Toning Down Asian Stereotypes to Make ‘The Nutcracker’ Fit the Times | Robin Pogrebin for The New York Times
Hello, so fun fact -- I've done a research project on Orientalism and Rodgers and Hammerstein's The King and I, but this fun little bit in The Nutcracker completely evaded my notice (I'm now doubting whether I ever actually saw The Nutcracker in its authentic form.) Anyways, I'm glad they're doing away with the Fu Manchu reference and rice-paddy aesthetics.

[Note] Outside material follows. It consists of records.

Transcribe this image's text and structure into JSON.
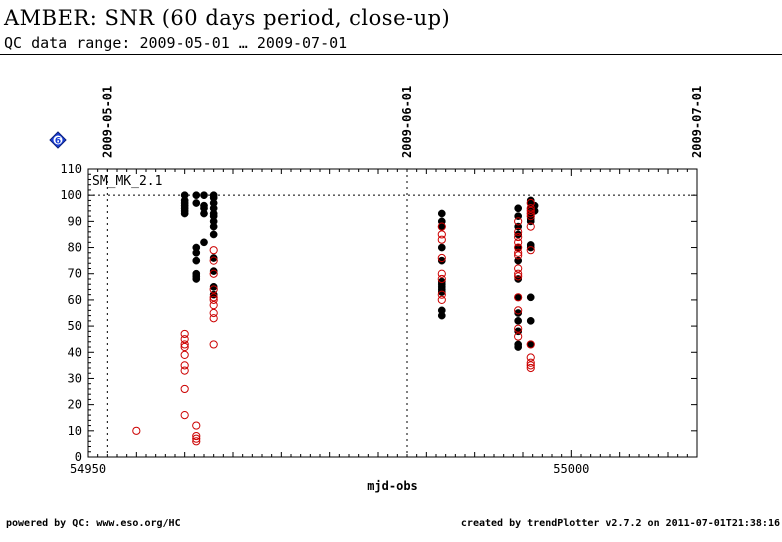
{
  "header": {
    "title": "AMBER: SNR (60 days period, close-up)",
    "subtitle": "QC data range: 2009-05-01 … 2009-07-01"
  },
  "footer": {
    "left": "powered by QC: www.eso.org/HC",
    "right": "created by trendPlotter v2.7.2 on 2011-07-01T21:38:16"
  },
  "chart_data": {
    "type": "scatter",
    "xlabel": "mjd-obs",
    "ylabel": "",
    "xlim": [
      54950,
      55013
    ],
    "ylim": [
      0,
      110
    ],
    "x_ticks": [
      54950,
      55000
    ],
    "y_ticks": [
      0,
      10,
      20,
      30,
      40,
      50,
      60,
      70,
      80,
      90,
      100,
      110
    ],
    "date_markers": [
      {
        "label": "2009-05-01",
        "x": 54952
      },
      {
        "label": "2009-06-01",
        "x": 54983
      },
      {
        "label": "2009-07-01",
        "x": 55013
      }
    ],
    "reference_line": 100,
    "panel_label": "SM_MK_2.1",
    "badge": "6",
    "colors": {
      "filled": "#000000",
      "open": "#cc0000",
      "badge": "#1a3fd6"
    },
    "series": [
      {
        "marker": "filled-black",
        "points": [
          [
            54960,
            100
          ],
          [
            54960,
            98
          ],
          [
            54960,
            97
          ],
          [
            54960,
            96
          ],
          [
            54960,
            95
          ],
          [
            54960,
            94
          ],
          [
            54960,
            93
          ],
          [
            54961.2,
            100
          ],
          [
            54961.2,
            97
          ],
          [
            54961.2,
            80
          ],
          [
            54961.2,
            78
          ],
          [
            54961.2,
            75
          ],
          [
            54961.2,
            70
          ],
          [
            54961.2,
            69
          ],
          [
            54961.2,
            68
          ],
          [
            54962,
            100
          ],
          [
            54962,
            96
          ],
          [
            54962,
            95
          ],
          [
            54962,
            93
          ],
          [
            54962,
            82
          ],
          [
            54963,
            100
          ],
          [
            54963,
            99
          ],
          [
            54963,
            97
          ],
          [
            54963,
            95
          ],
          [
            54963,
            93
          ],
          [
            54963,
            92
          ],
          [
            54963,
            90
          ],
          [
            54963,
            88
          ],
          [
            54963,
            85
          ],
          [
            54963,
            76
          ],
          [
            54963,
            71
          ],
          [
            54963,
            65
          ],
          [
            54963,
            62
          ],
          [
            54986.6,
            93
          ],
          [
            54986.6,
            90
          ],
          [
            54986.6,
            88
          ],
          [
            54986.6,
            80
          ],
          [
            54986.6,
            75
          ],
          [
            54986.6,
            67
          ],
          [
            54986.6,
            66
          ],
          [
            54986.6,
            65
          ],
          [
            54986.6,
            64
          ],
          [
            54986.6,
            63
          ],
          [
            54986.6,
            56
          ],
          [
            54986.6,
            54
          ],
          [
            54994.5,
            95
          ],
          [
            54994.5,
            92
          ],
          [
            54994.5,
            88
          ],
          [
            54994.5,
            85
          ],
          [
            54994.5,
            80
          ],
          [
            54994.5,
            75
          ],
          [
            54994.5,
            68
          ],
          [
            54994.5,
            61
          ],
          [
            54994.5,
            55
          ],
          [
            54994.5,
            52
          ],
          [
            54994.5,
            48
          ],
          [
            54994.5,
            43
          ],
          [
            54994.5,
            42
          ],
          [
            54995.8,
            98
          ],
          [
            54995.8,
            97
          ],
          [
            54995.8,
            95
          ],
          [
            54995.8,
            93
          ],
          [
            54995.8,
            92
          ],
          [
            54995.8,
            91
          ],
          [
            54995.8,
            90
          ],
          [
            54995.8,
            81
          ],
          [
            54995.8,
            80
          ],
          [
            54995.8,
            61
          ],
          [
            54995.8,
            52
          ],
          [
            54995.8,
            43
          ],
          [
            54996.2,
            96
          ],
          [
            54996.2,
            94
          ]
        ]
      },
      {
        "marker": "open-red",
        "points": [
          [
            54955,
            10
          ],
          [
            54960,
            47
          ],
          [
            54960,
            45
          ],
          [
            54960,
            43
          ],
          [
            54960,
            42
          ],
          [
            54960,
            39
          ],
          [
            54960,
            35
          ],
          [
            54960,
            33
          ],
          [
            54960,
            26
          ],
          [
            54960,
            16
          ],
          [
            54961.2,
            12
          ],
          [
            54961.2,
            8
          ],
          [
            54961.2,
            7
          ],
          [
            54961.2,
            6
          ],
          [
            54963,
            79
          ],
          [
            54963,
            75
          ],
          [
            54963,
            70
          ],
          [
            54963,
            64
          ],
          [
            54963,
            61
          ],
          [
            54963,
            60
          ],
          [
            54963,
            58
          ],
          [
            54963,
            55
          ],
          [
            54963,
            53
          ],
          [
            54963,
            43
          ],
          [
            54986.6,
            88
          ],
          [
            54986.6,
            85
          ],
          [
            54986.6,
            83
          ],
          [
            54986.6,
            76
          ],
          [
            54986.6,
            70
          ],
          [
            54986.6,
            68
          ],
          [
            54986.6,
            62
          ],
          [
            54986.6,
            60
          ],
          [
            54994.5,
            90
          ],
          [
            54994.5,
            86
          ],
          [
            54994.5,
            84
          ],
          [
            54994.5,
            82
          ],
          [
            54994.5,
            80
          ],
          [
            54994.5,
            78
          ],
          [
            54994.5,
            77
          ],
          [
            54994.5,
            72
          ],
          [
            54994.5,
            70
          ],
          [
            54994.5,
            69
          ],
          [
            54994.5,
            61
          ],
          [
            54994.5,
            56
          ],
          [
            54994.5,
            49
          ],
          [
            54994.5,
            46
          ],
          [
            54995.8,
            97
          ],
          [
            54995.8,
            95
          ],
          [
            54995.8,
            94
          ],
          [
            54995.8,
            93
          ],
          [
            54995.8,
            92
          ],
          [
            54995.8,
            88
          ],
          [
            54995.8,
            79
          ],
          [
            54995.8,
            43
          ],
          [
            54995.8,
            38
          ],
          [
            54995.8,
            36
          ],
          [
            54995.8,
            35
          ],
          [
            54995.8,
            34
          ]
        ]
      }
    ]
  }
}
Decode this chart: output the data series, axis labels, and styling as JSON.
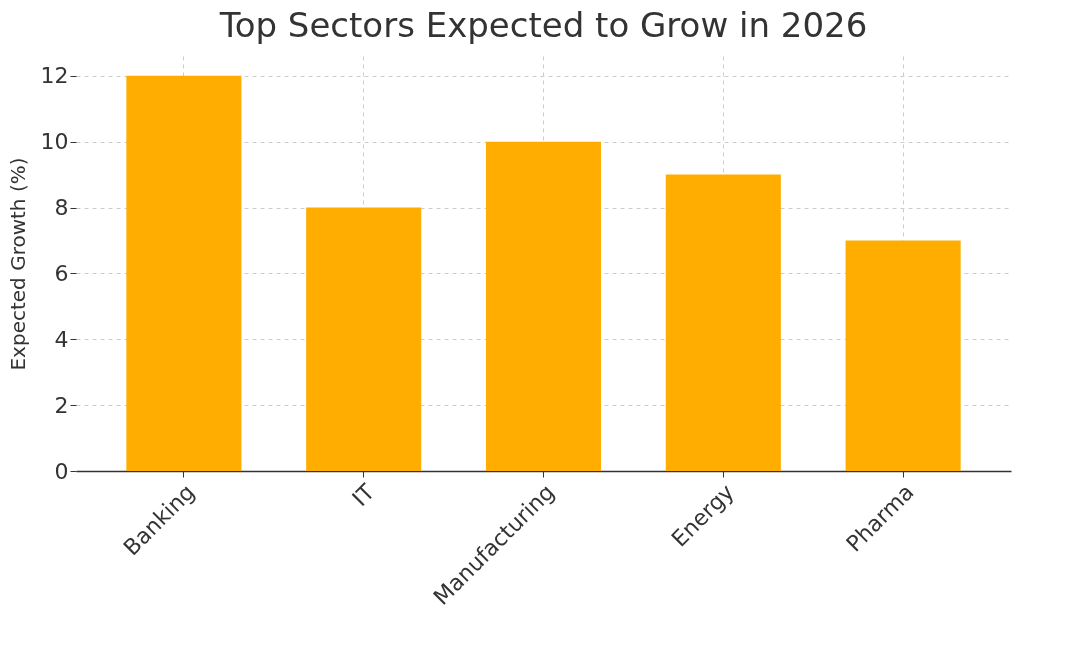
{
  "chart_data": {
    "type": "bar",
    "title": "Top Sectors Expected to Grow in 2026",
    "ylabel": "Expected Growth (%)",
    "categories": [
      "Banking",
      "IT",
      "Manufacturing",
      "Energy",
      "Pharma"
    ],
    "values": [
      12,
      8,
      10,
      9,
      7
    ],
    "color": "#ffad00",
    "ylim": [
      0,
      12.6
    ],
    "yticks": [
      0,
      2,
      4,
      6,
      8,
      10,
      12
    ],
    "grid": true
  }
}
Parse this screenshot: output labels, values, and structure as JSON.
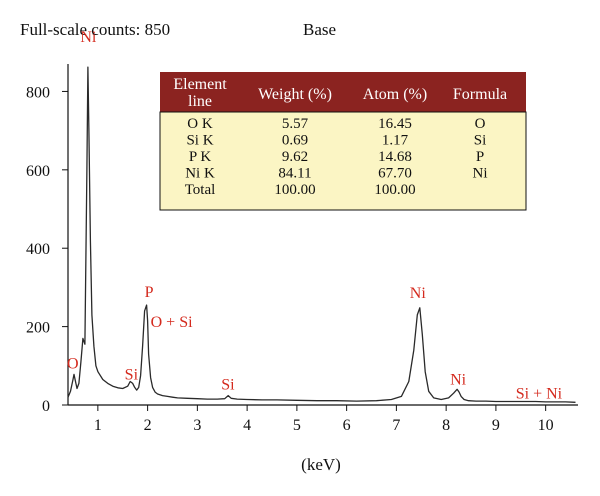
{
  "header": {
    "left": "Full-scale counts: 850",
    "right": "Base"
  },
  "colors": {
    "spectrum": "#2a2a2a",
    "peak_label": "#d42a1e",
    "table_header": "#8b2320",
    "table_body": "#fbf5c4"
  },
  "chart_data": {
    "type": "line",
    "title": "",
    "xlabel": "(keV)",
    "ylabel": "",
    "xlim": [
      0.4,
      10.65
    ],
    "ylim": [
      0,
      870
    ],
    "xticks": [
      1,
      2,
      3,
      4,
      5,
      6,
      7,
      8,
      9,
      10
    ],
    "yticks": [
      0,
      200,
      400,
      600,
      800
    ],
    "grid": false,
    "series": [
      {
        "x": [
          0.4,
          0.45,
          0.5,
          0.52,
          0.55,
          0.58,
          0.62,
          0.66,
          0.7,
          0.74,
          0.78,
          0.8,
          0.82,
          0.85,
          0.88,
          0.92,
          0.96,
          1.0,
          1.1,
          1.2,
          1.3,
          1.4,
          1.5,
          1.6,
          1.65,
          1.7,
          1.74,
          1.78,
          1.82,
          1.86,
          1.9,
          1.94,
          1.98,
          2.0,
          2.02,
          2.06,
          2.1,
          2.15,
          2.2,
          2.3,
          2.4,
          2.5,
          2.6,
          2.8,
          3.0,
          3.2,
          3.4,
          3.55,
          3.62,
          3.68,
          3.8,
          4.0,
          4.3,
          4.6,
          5.0,
          5.4,
          5.8,
          6.2,
          6.6,
          6.9,
          7.1,
          7.25,
          7.35,
          7.42,
          7.47,
          7.52,
          7.58,
          7.65,
          7.75,
          7.9,
          8.05,
          8.15,
          8.22,
          8.26,
          8.3,
          8.36,
          8.45,
          8.6,
          8.8,
          9.0,
          9.2,
          9.4,
          9.6,
          9.8,
          10.0,
          10.2,
          10.4,
          10.6
        ],
        "y": [
          20,
          35,
          65,
          78,
          60,
          42,
          55,
          110,
          170,
          155,
          600,
          862,
          700,
          420,
          230,
          150,
          100,
          85,
          65,
          55,
          48,
          44,
          42,
          48,
          60,
          55,
          45,
          38,
          45,
          75,
          150,
          240,
          255,
          215,
          130,
          70,
          45,
          33,
          28,
          24,
          22,
          20,
          18,
          17,
          16,
          15,
          15,
          16,
          24,
          17,
          15,
          14,
          13,
          13,
          12,
          11,
          11,
          10,
          11,
          14,
          22,
          60,
          140,
          230,
          248,
          180,
          85,
          35,
          18,
          14,
          18,
          30,
          40,
          33,
          22,
          14,
          11,
          10,
          10,
          9,
          9,
          9,
          9,
          9,
          8,
          8,
          8,
          7
        ]
      }
    ],
    "annotations": [
      {
        "text": "Ni",
        "x": 0.85,
        "y": 862
      },
      {
        "text": "O",
        "x": 0.52,
        "y": 78
      },
      {
        "text": "Si",
        "x": 1.74,
        "y": 55
      },
      {
        "text": "P",
        "x": 2.0,
        "y": 255
      },
      {
        "text": "O + Si",
        "x": 2.0,
        "y": 255
      },
      {
        "text": "Si",
        "x": 3.62,
        "y": 24
      },
      {
        "text": "Ni",
        "x": 7.47,
        "y": 248
      },
      {
        "text": "Ni",
        "x": 8.26,
        "y": 40
      },
      {
        "text": "Si + Ni",
        "x": 9.6,
        "y": 9
      }
    ]
  },
  "table": {
    "headers": [
      "Element line",
      "Weight (%)",
      "Atom (%)",
      "Formula"
    ],
    "header_line1": "Element",
    "header_line2": "line",
    "rows": [
      [
        "O K",
        "5.57",
        "16.45",
        "O"
      ],
      [
        "Si K",
        "0.69",
        "1.17",
        "Si"
      ],
      [
        "P K",
        "9.62",
        "14.68",
        "P"
      ],
      [
        "Ni K",
        "84.11",
        "67.70",
        "Ni"
      ],
      [
        "Total",
        "100.00",
        "100.00",
        ""
      ]
    ]
  }
}
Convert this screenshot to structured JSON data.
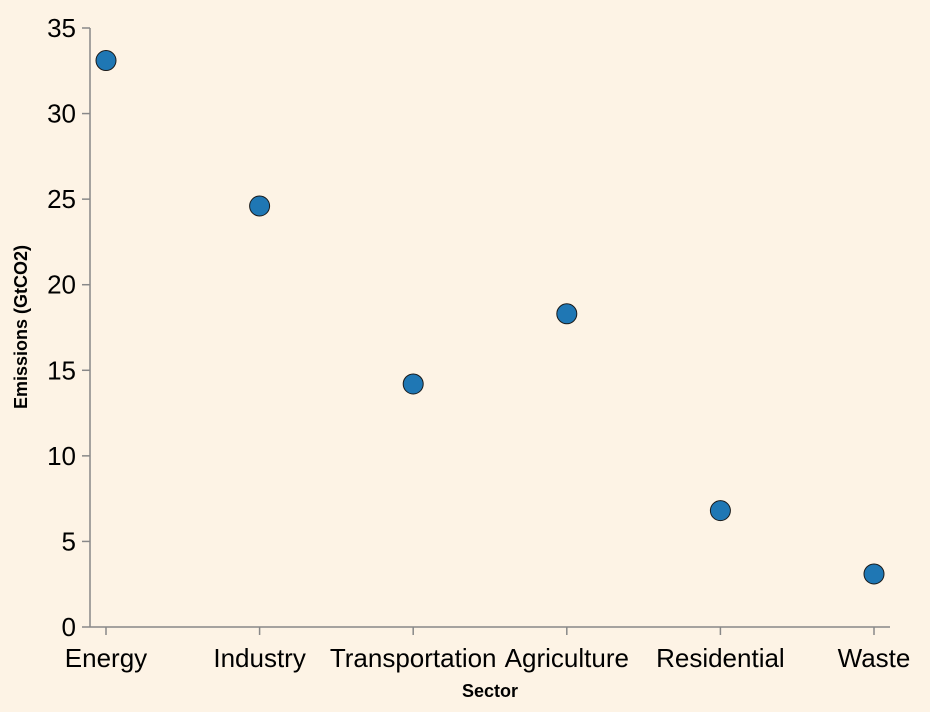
{
  "chart_data": {
    "type": "scatter",
    "title": "",
    "xlabel": "Sector",
    "ylabel": "Emissions (GtCO2)",
    "categories": [
      "Energy",
      "Industry",
      "Transportation",
      "Agriculture",
      "Residential",
      "Waste"
    ],
    "values": [
      33.1,
      24.6,
      14.2,
      18.3,
      6.8,
      3.1
    ],
    "ylim": [
      0,
      35
    ],
    "yticks": [
      "0",
      "5",
      "10",
      "15",
      "20",
      "25",
      "30",
      "35"
    ],
    "grid": false,
    "colors": {
      "point": "#1f77b4",
      "background": "#fdf3e5",
      "axis": "#888888"
    }
  }
}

“In the same way that blackface is limiting and degrading to African-Americans, continuing to present a 19th-century view of Asians does not allow for character nuance for Asian-American dancers today,” Ms. Pazcoguin and Mr. Chan say in a letter on their website. “If all audiences see is the bobbing and shuffling coolie from a bygone era as the only representation of Asians onstage, what message does that send to our Asian students who dream of dancing the Swan Queen?”
Digging into the Racial Politics of ‘Ugly Delicious’ | Rachel Kuo for Reappropriate
This one's a little old (from May 2018) but it is so well-written, comprehensively examined, and still relevant. I especially like the below excerpt about "culinary upscaling," when second/third-generation artists gentrify their parents' work for middle-class (white) consumption. I think about this all the fucking time, especially in the context of Asian American women-owned businesses who do shit like package up Chinese herbs in millennial pink packaging with serif font and sell it for like $10/teabag. Like at what point are we empowering other Asian American entrepreneurs and at what point are we commodifying our parents' otherness in selfish, shitty ways?
Another aspect of culinary ‘upscaling’ is when ‘second generation’ or ‘third generation’ chefs, contribute to the gentrification of places like San Francisco’s Chinatown when ‘uplifting’ their parents’ food... This pedigree exemplifies food scholar Krishnendu Ray’s discussion of professionalism being refracted through prisms of “class, craft, and masculinity” where the ethnic cook is remade and promoted through proper skills, habits, and training to fit “middle-class aspiration and upper-class consumption.”
May-lee Chai’s Collection of Short stories Is An ‘Act of Resistance’ for the Trump Age | Neema Roshania Patel for The Lily
Sorry to be that Debbie Downer, but I wish we more often paired our love for Crazy Rich Asians (stories of excess, abundance, glitz) with critique for how a lot of Asian Americans, particularly non-East Asian Americans, experience a lot of economic anxiety, scarcity, etc. We can do both! We can contain multitudes! Porque no los dos!!!
One [common thread] is an underlying current of economic anxiety. In all the stories, somebody is worrying about money or work. It’s really unusual in American literature as a theme. We don’t really talk about class or work unless it is to show the characters overcoming this challenge or unless it is a story of ultimate success. For my characters, it is just a fact of life. That was really important to me, to show the economic anxiety in the Chinese diaspora, because it’s very much there and runs counter to what we hear about the Chinese immigrant population.
I put this collection together in 2016 as a reaction to the political climate. We are facing a whole new level of crazy, anti-immigrant speech. I put this together as a an act of resistance. 
Honestly, between caring deeply about many things (and being viscerally affected by them), reading heavy, hard-hitting nonfiction, re-watching Schindler's List, and Peninsula traffic-induced road rage, I am feeling MANY THINGS right now.